The government of South Australia is unimpressed by a federal decision to include the state’s waters among a list of six areas chosen for pioneering offshore wind tenders, citing risks to its valuable fisheries industry – and sparking a row with trade unions which support the renewable source.

Australia’s Southern Ocean is among the six areas that Australia’s Labor government has put forward for public consultation ahead of planned offshore wind lease sales.

The proposed area stretches from Warrnambool in Victoria westwards beyond Port MacDonnell in South Australia, covering around 5,100 square kilometres.

A period of consultation for the Southern Ocean Wind Zone was opened by Australia’s energy minister Chris Bowen in July, as part of a federal governmentplan to have six areas fully defined and declared by mid-2024.

As part of this process, the South Australian government has come out in opposition, and said the proposed zone should simply stop at the border with Victoria, pointing out that the proposed wind farms will be connected to that state's grid.

Early mover

The potential opening of the Southern Ocean for offshore wind farm developments has already drawn interest, including a proposal by BlueFloat Energy for a wind farm off Port MacDonnell, on the so-called Limestone Coast.

The Spain-based company has called for expressions of interest on a 1.2 GW project to be located between Cape Douglas (South Australia) and Nelson (Victoria).

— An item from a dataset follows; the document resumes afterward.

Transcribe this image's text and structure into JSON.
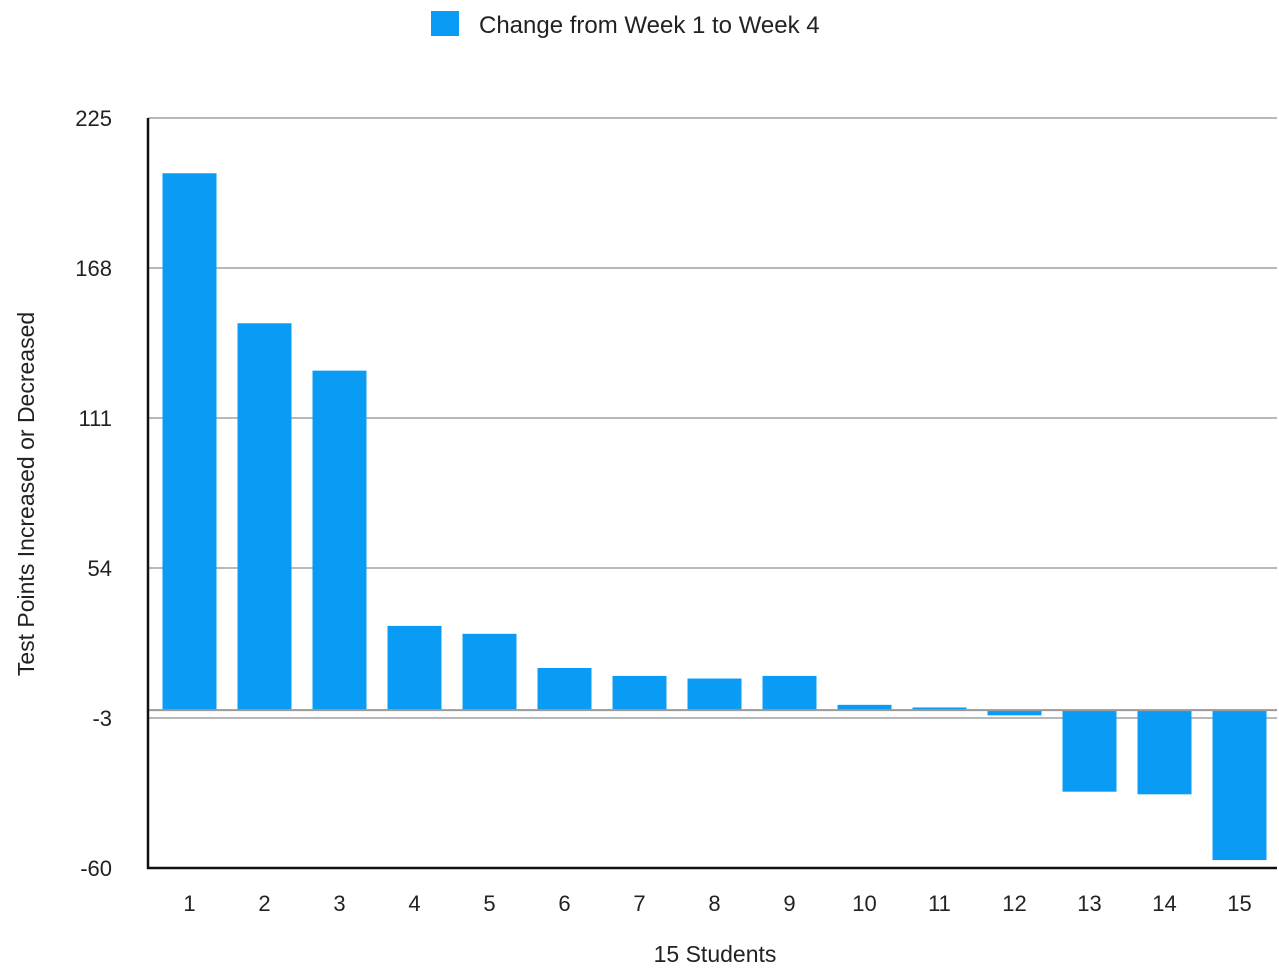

The Project involves 77 bottom-fixed wind turbines, two offshore substations and associated infrastructure, possibly connecting to the Portland Aluminium Smelter, Victoria.

However, such proposals have also triggered opposition from South Australian residents worried about the impacts on populations of the iconic southern rock lobster in particular and on fishing and the environment generally.

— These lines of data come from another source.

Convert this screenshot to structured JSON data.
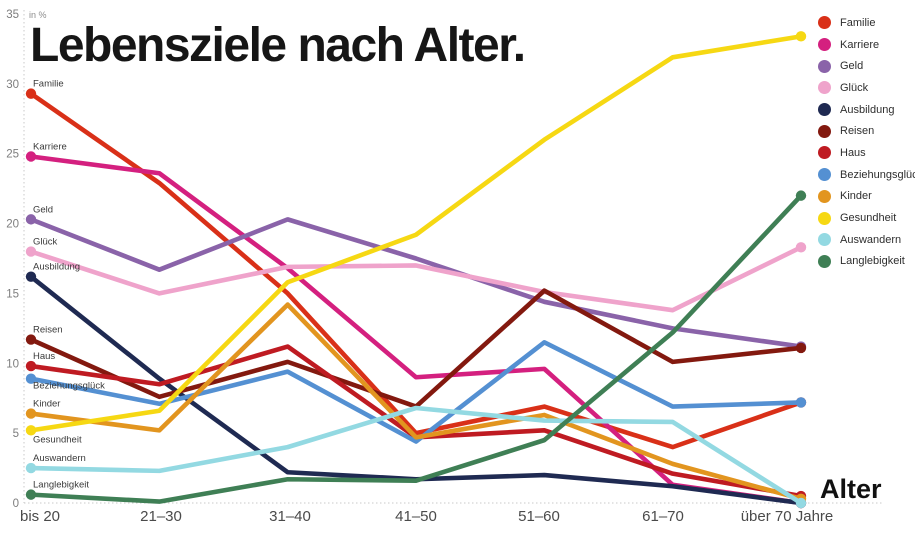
{
  "title": "Lebensziele nach Alter.",
  "y_axis_unit": "in %",
  "x_axis_title": "Alter",
  "chart_data": {
    "type": "line",
    "title": "Lebensziele nach Alter.",
    "xlabel": "Alter",
    "ylabel": "in %",
    "ylim": [
      0,
      35
    ],
    "yticks": [
      0,
      5,
      10,
      15,
      20,
      25,
      30,
      35
    ],
    "grid": false,
    "legend_position": "top-right",
    "categories": [
      "bis 20",
      "21–30",
      "31–40",
      "41–50",
      "51–60",
      "61–70",
      "über 70 Jahre"
    ],
    "series": [
      {
        "name": "Familie",
        "color": "#d93018",
        "values": [
          29.3,
          22.9,
          15.0,
          5.0,
          6.9,
          4.0,
          7.2
        ]
      },
      {
        "name": "Karriere",
        "color": "#d4207f",
        "values": [
          24.8,
          23.6,
          16.8,
          9.0,
          9.6,
          1.3,
          0.0
        ]
      },
      {
        "name": "Geld",
        "color": "#8a63a9",
        "values": [
          20.3,
          16.7,
          20.3,
          17.5,
          14.4,
          12.5,
          11.2
        ]
      },
      {
        "name": "Glück",
        "color": "#efa3cb",
        "values": [
          18.0,
          15.0,
          16.9,
          17.0,
          15.1,
          13.8,
          18.3
        ]
      },
      {
        "name": "Ausbildung",
        "color": "#1f2a52",
        "values": [
          16.2,
          8.9,
          2.2,
          1.7,
          2.0,
          1.2,
          0.0
        ]
      },
      {
        "name": "Reisen",
        "color": "#83190f",
        "values": [
          11.7,
          7.6,
          10.1,
          6.9,
          15.2,
          10.1,
          11.1
        ]
      },
      {
        "name": "Haus",
        "color": "#bf1b22",
        "values": [
          9.8,
          8.5,
          11.2,
          4.7,
          5.2,
          2.1,
          0.5
        ]
      },
      {
        "name": "Beziehungsglück",
        "color": "#5490d2",
        "values": [
          8.9,
          7.1,
          9.4,
          4.4,
          11.5,
          6.9,
          7.2
        ]
      },
      {
        "name": "Kinder",
        "color": "#e2951f",
        "values": [
          6.4,
          5.2,
          14.2,
          4.7,
          6.3,
          2.8,
          0.3
        ]
      },
      {
        "name": "Gesundheit",
        "color": "#f6d813",
        "values": [
          5.2,
          6.6,
          15.8,
          19.2,
          26.0,
          31.9,
          33.4
        ]
      },
      {
        "name": "Auswandern",
        "color": "#93d9e2",
        "values": [
          2.5,
          2.3,
          4.0,
          6.8,
          5.9,
          5.8,
          0.0
        ]
      },
      {
        "name": "Langlebigkeit",
        "color": "#3f7f55",
        "values": [
          0.6,
          0.1,
          1.7,
          1.6,
          4.5,
          12.2,
          22.0
        ]
      }
    ]
  }
}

In its statement on the matter, the state government of South Australia stressed that electricity generate from the proposed zone would be connected exclusively to the Victoria state grid and said its own recommendation to exclude offshore wind had been welcomed by the state’s A$188m ($122m) rock lobster industry.

“The South Australian Government is committed to renewable energy projects that can improve our state’s energy security, but we cannot support ones that have the potential to cause significant harm to local industries and the environment. This is particularly the case when they have no net benefit to South Australians,” said Susan Close, the state’s environment minister in her submission to the ongoing consultation process.

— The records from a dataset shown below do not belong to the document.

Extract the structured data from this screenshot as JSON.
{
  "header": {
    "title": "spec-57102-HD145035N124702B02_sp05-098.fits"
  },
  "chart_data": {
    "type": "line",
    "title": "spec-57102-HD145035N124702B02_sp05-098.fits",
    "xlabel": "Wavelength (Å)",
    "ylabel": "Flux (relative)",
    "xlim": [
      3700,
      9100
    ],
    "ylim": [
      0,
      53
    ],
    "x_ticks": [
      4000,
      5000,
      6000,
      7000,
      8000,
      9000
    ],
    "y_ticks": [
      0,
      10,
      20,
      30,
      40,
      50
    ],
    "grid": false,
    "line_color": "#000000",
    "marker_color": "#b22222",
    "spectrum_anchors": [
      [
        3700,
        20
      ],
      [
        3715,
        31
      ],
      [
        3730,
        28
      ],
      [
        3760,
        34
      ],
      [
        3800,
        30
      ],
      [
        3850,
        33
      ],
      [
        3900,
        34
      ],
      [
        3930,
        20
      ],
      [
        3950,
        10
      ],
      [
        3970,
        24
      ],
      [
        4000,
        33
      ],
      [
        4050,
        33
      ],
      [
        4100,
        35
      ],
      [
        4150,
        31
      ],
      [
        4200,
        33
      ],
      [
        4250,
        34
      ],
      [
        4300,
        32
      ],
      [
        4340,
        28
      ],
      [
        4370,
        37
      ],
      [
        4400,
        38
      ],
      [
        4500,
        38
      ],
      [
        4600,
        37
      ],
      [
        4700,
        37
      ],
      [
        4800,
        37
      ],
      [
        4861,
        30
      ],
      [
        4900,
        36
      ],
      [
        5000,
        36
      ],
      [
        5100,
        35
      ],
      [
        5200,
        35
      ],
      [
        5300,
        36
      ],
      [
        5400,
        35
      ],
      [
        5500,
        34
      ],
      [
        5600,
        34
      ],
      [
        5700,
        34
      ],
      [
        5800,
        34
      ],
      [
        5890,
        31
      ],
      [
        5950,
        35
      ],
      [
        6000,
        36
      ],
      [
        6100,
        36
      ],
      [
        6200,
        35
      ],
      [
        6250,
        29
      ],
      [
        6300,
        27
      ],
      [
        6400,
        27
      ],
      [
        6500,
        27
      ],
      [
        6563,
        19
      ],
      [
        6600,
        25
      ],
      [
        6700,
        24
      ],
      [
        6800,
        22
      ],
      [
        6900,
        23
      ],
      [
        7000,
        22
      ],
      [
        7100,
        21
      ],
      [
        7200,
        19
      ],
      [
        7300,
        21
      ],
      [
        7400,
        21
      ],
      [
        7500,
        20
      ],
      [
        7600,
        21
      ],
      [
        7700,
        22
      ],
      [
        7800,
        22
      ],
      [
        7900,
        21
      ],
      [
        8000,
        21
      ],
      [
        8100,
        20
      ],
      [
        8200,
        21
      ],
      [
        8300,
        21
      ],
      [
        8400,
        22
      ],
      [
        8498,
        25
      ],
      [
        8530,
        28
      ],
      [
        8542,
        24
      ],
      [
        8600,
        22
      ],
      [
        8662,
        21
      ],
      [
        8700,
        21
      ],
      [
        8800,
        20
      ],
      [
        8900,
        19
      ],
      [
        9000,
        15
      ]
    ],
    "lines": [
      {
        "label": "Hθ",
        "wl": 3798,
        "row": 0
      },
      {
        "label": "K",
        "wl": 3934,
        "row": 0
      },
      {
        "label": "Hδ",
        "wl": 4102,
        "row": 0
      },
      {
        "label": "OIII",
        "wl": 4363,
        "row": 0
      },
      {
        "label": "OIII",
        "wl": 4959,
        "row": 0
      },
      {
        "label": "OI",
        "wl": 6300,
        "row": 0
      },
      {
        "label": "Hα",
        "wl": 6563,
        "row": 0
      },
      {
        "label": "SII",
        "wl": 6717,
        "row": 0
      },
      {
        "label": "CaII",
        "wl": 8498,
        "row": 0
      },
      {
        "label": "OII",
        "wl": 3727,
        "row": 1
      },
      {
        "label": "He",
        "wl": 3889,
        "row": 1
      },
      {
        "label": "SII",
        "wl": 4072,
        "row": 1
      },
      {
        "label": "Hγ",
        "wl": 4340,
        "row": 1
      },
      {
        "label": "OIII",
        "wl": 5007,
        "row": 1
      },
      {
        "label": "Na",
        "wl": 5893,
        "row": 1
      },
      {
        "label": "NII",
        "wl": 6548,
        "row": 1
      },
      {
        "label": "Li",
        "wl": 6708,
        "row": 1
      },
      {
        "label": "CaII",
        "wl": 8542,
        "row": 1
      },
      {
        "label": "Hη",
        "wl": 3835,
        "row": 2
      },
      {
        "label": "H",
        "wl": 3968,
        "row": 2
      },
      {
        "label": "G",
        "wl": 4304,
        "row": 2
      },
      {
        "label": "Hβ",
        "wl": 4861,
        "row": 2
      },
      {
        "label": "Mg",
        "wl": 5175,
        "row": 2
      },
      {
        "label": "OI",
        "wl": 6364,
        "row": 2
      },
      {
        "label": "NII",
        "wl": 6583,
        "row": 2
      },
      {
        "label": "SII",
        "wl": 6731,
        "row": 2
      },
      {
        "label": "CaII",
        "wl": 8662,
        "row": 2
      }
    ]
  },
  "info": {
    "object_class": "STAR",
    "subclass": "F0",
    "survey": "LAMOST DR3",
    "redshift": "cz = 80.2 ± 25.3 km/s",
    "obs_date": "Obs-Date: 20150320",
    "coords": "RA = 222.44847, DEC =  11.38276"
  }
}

South Australia’s primary industries minister Clare Scriven added: “The sector needs certainty going forward that some of its most productive fishing grounds will not be impacted by a project that, while impacting on South Australia, will deliver energy to Victoria.”

Impacts of noise, vibration and electromagnetic fields were among the concerns expressed by fisheries representatives.

Nathan Kimber, executive officer of the South Australian Rock Lobster Advisory Council welcomed the recommendation and said: “We now hope that minister Bowen will listen to the submissions made by the South Australian government and our industry and amend the proposed Southern Ocean offshore energy zone to exclude any waters that overlap with our fishery boundaries."

Trade unions disagree

The South Australian position came under fire from the broader trade union movement, however, according to a report by Australian Associated Press, with state branches of major unions arguing that claims about potential harm to marine life were made without adequate scientific research and failed to take account of the wind industries' potential to create sustainable jobs.

"We know that rock lobster fishing and offshore wind co-exist in other parts of the world," said John Adley, state secretary of Australia's Communications, Electrical and Plumbing Union (CEPU).

The Maritime Union of Australia also issued a statement, through state secretary Brett Larkin, claiming workers were shocked by a "decision to oppose investment worth billions of dollars of investment with the potential to create thousands of jobs".

Marcus Pare, assistant secretary of the CFMEU construction workers union said the state government was falling short in its wider duties, AAP reported. "Achieving Australia's goal of net zero means that each state must play a role in supporting renewable energy projects like offshore wind," he said.

The Australian Labor Party, led by now prime minister Anthony Albanese, swept to power last year on an electoral platform that included a promise to turn Australia into a renewable energy superpower.